Texas state law authorized the state’s Democratic Party to establish its own operating rules. Among these rules was a requirement that all primary voters be white. Lonnie E. Smith, a black voter in Harris County, Texas, sued his county election official, S.S. Allwright, arguing that the Constitution prohibited Texas from allowing the state’s Democratic Party to practice racial exclusion in its primary election.
The Democratic Party had controlled politics in the South since the late nineteenth century. Democrats dominated southern state and local offices and most federal representatives from the South were Democrats. In most southern states, the only competitive election was the Democratic primary. When the Democratic Party prevented African Americans from participating in their primaries, it effectively blocked southern blacks from casting the one vote that really mattered. The white primary combined with other forms of disfranchisement—poll taxes, literacy test, physical intimidation—to deprive black Texans, as well as other racial minorities, of the vote.

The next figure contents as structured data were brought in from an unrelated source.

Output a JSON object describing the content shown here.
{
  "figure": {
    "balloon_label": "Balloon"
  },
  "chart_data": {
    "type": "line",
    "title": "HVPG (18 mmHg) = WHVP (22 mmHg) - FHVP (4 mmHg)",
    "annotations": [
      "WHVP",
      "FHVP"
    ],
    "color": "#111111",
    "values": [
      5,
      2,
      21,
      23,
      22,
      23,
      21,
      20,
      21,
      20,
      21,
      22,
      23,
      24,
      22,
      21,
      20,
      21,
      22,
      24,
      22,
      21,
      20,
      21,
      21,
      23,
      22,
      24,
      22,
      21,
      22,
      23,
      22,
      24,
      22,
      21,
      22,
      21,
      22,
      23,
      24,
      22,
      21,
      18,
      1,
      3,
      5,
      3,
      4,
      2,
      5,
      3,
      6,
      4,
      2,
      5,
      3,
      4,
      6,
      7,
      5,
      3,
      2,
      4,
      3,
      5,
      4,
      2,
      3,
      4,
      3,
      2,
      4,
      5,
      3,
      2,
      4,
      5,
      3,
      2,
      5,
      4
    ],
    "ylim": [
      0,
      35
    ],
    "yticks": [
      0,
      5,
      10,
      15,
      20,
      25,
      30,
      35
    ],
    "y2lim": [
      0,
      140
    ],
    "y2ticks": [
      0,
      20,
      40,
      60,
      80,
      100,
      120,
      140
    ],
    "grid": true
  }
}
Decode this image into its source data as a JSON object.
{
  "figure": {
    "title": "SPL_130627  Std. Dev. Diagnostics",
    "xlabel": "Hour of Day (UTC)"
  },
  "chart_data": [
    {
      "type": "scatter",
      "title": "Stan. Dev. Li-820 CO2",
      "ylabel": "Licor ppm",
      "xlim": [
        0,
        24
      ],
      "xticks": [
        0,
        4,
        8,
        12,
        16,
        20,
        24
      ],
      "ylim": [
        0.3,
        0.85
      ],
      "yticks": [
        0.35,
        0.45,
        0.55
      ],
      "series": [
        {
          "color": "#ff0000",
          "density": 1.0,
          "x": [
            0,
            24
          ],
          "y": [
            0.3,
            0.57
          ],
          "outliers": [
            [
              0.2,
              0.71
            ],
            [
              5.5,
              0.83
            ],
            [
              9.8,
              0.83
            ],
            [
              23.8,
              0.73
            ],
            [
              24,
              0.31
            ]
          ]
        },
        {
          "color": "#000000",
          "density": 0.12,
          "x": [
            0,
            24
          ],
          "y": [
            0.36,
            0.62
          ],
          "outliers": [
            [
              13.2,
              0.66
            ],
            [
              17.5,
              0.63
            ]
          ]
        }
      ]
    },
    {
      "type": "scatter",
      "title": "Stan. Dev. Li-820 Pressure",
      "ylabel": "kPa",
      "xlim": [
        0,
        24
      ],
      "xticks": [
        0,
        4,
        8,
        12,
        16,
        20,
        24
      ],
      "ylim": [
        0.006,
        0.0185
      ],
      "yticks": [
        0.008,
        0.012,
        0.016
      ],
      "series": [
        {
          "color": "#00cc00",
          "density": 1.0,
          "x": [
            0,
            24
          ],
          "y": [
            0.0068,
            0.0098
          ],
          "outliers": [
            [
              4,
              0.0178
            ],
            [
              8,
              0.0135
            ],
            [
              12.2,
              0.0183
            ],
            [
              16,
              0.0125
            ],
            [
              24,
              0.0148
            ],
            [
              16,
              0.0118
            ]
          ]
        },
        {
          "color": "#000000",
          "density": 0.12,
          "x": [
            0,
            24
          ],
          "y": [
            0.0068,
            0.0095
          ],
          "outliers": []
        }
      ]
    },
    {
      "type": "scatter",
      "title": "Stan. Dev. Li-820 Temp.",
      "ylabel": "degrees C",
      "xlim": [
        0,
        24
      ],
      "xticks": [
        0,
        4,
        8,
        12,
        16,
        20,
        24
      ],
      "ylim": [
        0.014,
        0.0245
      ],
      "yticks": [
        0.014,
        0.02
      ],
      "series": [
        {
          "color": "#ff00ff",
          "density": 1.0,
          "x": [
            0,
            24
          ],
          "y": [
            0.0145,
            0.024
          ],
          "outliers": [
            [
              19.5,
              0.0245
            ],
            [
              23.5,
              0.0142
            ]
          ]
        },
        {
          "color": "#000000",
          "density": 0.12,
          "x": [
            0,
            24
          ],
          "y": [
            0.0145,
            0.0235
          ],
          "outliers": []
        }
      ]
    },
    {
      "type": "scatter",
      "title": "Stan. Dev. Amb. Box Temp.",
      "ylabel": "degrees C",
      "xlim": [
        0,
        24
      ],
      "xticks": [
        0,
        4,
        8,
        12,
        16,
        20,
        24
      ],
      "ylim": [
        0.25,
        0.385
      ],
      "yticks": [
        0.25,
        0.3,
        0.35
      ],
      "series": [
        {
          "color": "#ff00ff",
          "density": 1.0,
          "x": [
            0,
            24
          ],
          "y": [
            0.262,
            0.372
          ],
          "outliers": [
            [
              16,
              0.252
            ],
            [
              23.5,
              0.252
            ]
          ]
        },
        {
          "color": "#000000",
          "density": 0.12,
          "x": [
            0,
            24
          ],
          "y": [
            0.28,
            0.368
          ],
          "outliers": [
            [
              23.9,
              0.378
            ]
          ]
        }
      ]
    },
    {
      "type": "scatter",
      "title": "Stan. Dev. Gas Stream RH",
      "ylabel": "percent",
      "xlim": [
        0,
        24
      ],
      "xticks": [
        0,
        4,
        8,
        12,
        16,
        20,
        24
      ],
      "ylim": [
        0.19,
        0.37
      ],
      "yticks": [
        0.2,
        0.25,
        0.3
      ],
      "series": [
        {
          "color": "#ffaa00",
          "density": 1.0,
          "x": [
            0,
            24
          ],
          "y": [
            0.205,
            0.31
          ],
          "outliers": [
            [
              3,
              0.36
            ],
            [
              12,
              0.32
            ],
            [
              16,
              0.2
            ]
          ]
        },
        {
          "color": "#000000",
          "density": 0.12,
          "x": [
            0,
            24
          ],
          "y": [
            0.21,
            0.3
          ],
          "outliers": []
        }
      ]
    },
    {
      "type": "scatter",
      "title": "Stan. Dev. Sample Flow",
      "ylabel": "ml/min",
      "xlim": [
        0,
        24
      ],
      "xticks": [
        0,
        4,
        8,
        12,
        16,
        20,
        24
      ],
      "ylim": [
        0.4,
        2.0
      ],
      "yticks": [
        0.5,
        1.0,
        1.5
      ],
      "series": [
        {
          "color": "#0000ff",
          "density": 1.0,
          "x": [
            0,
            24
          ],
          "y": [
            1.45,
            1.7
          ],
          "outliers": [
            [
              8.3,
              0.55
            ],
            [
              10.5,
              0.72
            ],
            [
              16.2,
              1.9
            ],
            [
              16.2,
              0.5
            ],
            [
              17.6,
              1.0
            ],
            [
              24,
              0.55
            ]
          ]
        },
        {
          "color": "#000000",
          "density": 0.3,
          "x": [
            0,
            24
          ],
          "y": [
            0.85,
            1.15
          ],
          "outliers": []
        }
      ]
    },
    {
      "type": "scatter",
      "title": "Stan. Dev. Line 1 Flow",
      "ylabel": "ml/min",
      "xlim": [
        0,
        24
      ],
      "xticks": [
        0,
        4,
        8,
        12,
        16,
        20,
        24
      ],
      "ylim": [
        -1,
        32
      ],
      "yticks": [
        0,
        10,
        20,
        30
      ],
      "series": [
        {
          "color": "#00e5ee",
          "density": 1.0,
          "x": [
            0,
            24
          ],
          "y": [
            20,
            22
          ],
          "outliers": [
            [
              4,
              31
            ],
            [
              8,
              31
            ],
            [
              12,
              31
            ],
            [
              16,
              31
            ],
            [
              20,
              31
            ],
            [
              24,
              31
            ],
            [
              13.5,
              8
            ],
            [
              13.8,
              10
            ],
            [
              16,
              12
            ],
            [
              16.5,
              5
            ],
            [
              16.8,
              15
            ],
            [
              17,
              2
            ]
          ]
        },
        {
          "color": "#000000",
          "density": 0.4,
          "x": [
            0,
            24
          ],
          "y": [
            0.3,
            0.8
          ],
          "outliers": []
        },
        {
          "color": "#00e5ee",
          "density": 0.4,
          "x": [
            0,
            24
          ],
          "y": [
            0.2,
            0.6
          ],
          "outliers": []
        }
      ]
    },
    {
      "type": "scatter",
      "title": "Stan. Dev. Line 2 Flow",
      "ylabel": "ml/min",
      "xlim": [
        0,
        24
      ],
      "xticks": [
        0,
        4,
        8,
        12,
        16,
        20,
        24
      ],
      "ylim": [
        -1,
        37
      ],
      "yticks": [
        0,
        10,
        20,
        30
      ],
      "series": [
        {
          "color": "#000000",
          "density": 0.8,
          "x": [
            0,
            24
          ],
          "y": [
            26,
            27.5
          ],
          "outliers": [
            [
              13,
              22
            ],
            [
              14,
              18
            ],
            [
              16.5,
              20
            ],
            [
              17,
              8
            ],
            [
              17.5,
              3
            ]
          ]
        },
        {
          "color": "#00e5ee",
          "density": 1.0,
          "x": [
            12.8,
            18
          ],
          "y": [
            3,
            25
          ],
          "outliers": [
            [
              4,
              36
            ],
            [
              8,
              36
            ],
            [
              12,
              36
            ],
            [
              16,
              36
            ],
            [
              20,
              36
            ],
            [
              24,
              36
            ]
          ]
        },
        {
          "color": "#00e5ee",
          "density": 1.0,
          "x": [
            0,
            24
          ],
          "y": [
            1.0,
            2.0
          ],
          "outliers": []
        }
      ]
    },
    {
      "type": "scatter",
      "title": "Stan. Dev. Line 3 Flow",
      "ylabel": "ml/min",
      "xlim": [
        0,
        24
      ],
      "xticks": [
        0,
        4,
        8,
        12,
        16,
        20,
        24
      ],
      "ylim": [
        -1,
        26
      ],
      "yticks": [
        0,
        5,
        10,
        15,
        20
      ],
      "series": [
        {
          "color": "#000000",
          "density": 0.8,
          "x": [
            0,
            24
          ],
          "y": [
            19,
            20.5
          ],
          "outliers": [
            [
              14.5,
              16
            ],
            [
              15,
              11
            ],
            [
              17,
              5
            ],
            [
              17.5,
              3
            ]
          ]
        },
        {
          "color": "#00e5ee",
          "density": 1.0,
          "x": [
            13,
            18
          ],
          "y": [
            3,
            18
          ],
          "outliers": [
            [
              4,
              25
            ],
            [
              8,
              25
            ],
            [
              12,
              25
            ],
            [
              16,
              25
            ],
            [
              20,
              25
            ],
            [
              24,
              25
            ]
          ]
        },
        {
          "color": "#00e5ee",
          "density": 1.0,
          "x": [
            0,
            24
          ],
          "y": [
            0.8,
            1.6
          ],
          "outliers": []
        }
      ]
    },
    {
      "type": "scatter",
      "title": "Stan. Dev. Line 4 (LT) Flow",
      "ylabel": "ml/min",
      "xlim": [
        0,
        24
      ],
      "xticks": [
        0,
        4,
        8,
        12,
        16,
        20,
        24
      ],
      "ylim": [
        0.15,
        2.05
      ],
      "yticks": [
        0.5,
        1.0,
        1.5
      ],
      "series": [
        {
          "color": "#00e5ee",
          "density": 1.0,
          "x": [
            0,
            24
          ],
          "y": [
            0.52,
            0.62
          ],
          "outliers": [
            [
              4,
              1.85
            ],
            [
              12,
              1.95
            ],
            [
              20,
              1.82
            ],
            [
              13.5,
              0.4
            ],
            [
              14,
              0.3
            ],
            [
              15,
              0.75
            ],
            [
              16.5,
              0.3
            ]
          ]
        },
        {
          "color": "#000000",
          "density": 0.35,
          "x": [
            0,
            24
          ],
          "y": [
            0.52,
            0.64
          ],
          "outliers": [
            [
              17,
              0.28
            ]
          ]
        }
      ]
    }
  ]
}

Texas defended itself against Smith’s lawsuit by arguing that the Democratic Party was a private association, so the state was not responsible for the party’s racial discriminatory policy. The Supreme Court rejected this argument. In an 8-1 decision, with Justice Stanley F. Reed writing for the majority, the Court found that the Texas policy that empowered political parties and gave them discretion to make their own rules violated the Constitution when it resulted in racial discrimination. Even though the Democratic Party of Texas is a voluntary association, the Court found primary elections were conducted by the party under state authority. The Court found the Texas policy infringed on Smith’s Fifteenth Amendment right to vote and also denied Smith his Fourteenth Amendment right to equal protection under the law. The Court reasoned that just like the right to vote afforded to citizens during general elections, citizens have that same right to participate in a primary election without racial discrimination.
This decision had widespread implications for black participation in Texas politics, although many discriminatory voter registration policies remained. By 1948, four years after Allwright, the number of registered black voters in the South rose to 800,000; by 1952 it reached over one million.
Smith’s efforts in Allwright also inspired Houston resident Barbara Jordan to pursue a political career. She would become the first African American elected to the Texas Senate since Reconstruction and then the first southern African-American woman elected to the United States House of Representatives.